Лазар Фекете — словно это стало уже у него привычкой — подошел сначала к окну, потом к нарам, сел. «Что же со стариками-то будет? — неотступно стояло у него в голове. — Поди, глаз не сомкнули всю ночь: где я, почему не ночевал дома? Татуля, наверно, и в полиции уже был, спросить, не случилось ли что…» Он закрыл руками лицо: ему хотелось заплакать. Что они теперь станут о нем думать? Что в доме у них жил убийца? Наверняка и в газетах напишут, и по радио сообщат… еще и фотографию покажут по телевизору… Дескать: Лазар Фекете, убивший полицейского бутылкой из-под вина!.. А что будет думать о нем жена Этелька Хайнал? И сын Иллеш? Что скажет бригада, что скажут ребята, с которыми он жил в общежитии?

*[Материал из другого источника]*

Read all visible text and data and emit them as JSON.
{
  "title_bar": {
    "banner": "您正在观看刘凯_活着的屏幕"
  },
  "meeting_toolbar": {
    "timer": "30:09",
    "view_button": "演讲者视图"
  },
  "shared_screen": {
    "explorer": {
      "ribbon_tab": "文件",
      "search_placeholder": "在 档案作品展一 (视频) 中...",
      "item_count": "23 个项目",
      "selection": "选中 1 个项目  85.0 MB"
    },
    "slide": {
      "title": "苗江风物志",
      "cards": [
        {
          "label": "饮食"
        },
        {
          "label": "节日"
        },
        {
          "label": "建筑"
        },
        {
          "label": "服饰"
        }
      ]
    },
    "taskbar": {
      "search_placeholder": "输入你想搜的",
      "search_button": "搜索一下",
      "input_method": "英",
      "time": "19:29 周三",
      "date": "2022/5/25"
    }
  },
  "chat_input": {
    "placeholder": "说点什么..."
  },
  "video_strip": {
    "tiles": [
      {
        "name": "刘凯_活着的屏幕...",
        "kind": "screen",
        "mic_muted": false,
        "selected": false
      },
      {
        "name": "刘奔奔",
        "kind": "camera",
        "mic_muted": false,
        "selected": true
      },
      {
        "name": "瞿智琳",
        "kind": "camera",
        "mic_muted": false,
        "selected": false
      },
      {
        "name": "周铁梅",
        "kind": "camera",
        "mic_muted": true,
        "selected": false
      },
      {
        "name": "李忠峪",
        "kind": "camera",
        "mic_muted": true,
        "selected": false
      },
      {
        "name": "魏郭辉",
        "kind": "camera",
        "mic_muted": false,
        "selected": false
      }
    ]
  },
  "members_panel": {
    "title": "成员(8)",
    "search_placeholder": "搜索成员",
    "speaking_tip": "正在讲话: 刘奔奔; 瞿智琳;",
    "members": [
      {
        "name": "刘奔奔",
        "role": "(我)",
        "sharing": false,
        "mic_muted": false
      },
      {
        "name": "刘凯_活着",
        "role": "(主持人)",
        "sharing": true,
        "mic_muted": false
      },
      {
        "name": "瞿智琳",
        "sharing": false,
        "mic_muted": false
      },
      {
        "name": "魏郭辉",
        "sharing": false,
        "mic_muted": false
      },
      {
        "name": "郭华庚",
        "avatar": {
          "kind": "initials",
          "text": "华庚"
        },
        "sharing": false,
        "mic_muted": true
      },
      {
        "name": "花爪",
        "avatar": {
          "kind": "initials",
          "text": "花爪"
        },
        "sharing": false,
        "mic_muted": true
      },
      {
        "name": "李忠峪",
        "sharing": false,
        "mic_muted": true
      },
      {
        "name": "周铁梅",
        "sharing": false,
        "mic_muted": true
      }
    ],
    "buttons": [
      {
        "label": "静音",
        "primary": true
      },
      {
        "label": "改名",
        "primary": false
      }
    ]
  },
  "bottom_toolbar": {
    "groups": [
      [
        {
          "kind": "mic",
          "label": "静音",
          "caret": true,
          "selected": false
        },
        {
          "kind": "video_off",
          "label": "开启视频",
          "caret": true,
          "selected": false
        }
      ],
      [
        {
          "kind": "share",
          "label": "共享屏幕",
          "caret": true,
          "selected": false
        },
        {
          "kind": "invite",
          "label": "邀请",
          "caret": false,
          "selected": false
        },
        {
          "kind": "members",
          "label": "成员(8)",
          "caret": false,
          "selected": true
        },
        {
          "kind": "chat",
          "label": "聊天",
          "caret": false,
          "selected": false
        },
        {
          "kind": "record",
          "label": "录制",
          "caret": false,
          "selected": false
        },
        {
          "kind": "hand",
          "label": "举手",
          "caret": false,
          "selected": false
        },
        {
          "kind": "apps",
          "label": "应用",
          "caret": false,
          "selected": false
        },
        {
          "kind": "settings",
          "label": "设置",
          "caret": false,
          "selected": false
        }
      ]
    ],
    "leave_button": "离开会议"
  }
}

Что подумает библиотекарша Кларика… и профессор Берталан Добо? Как ему оправдаться, как объяснить? Вообще, будет ли у него такая возможность? Если его когда-нибудь выпустят, люди от него отвернутся; если он напишет письмо жене, ответа от нее не получит; сын будет его избегать… пожалуй, еще и откажется от такого отца. Мамуля с татулей, если еще будут живы, в ужасе закроют перед ним дверь… чтобы он даже порог их дома не переступил, и в глазах их будет светиться страх: господи, что было бы, подпиши они с ним тот договор? Договор с убийцей, который однажды ночью поднял бы на них топор…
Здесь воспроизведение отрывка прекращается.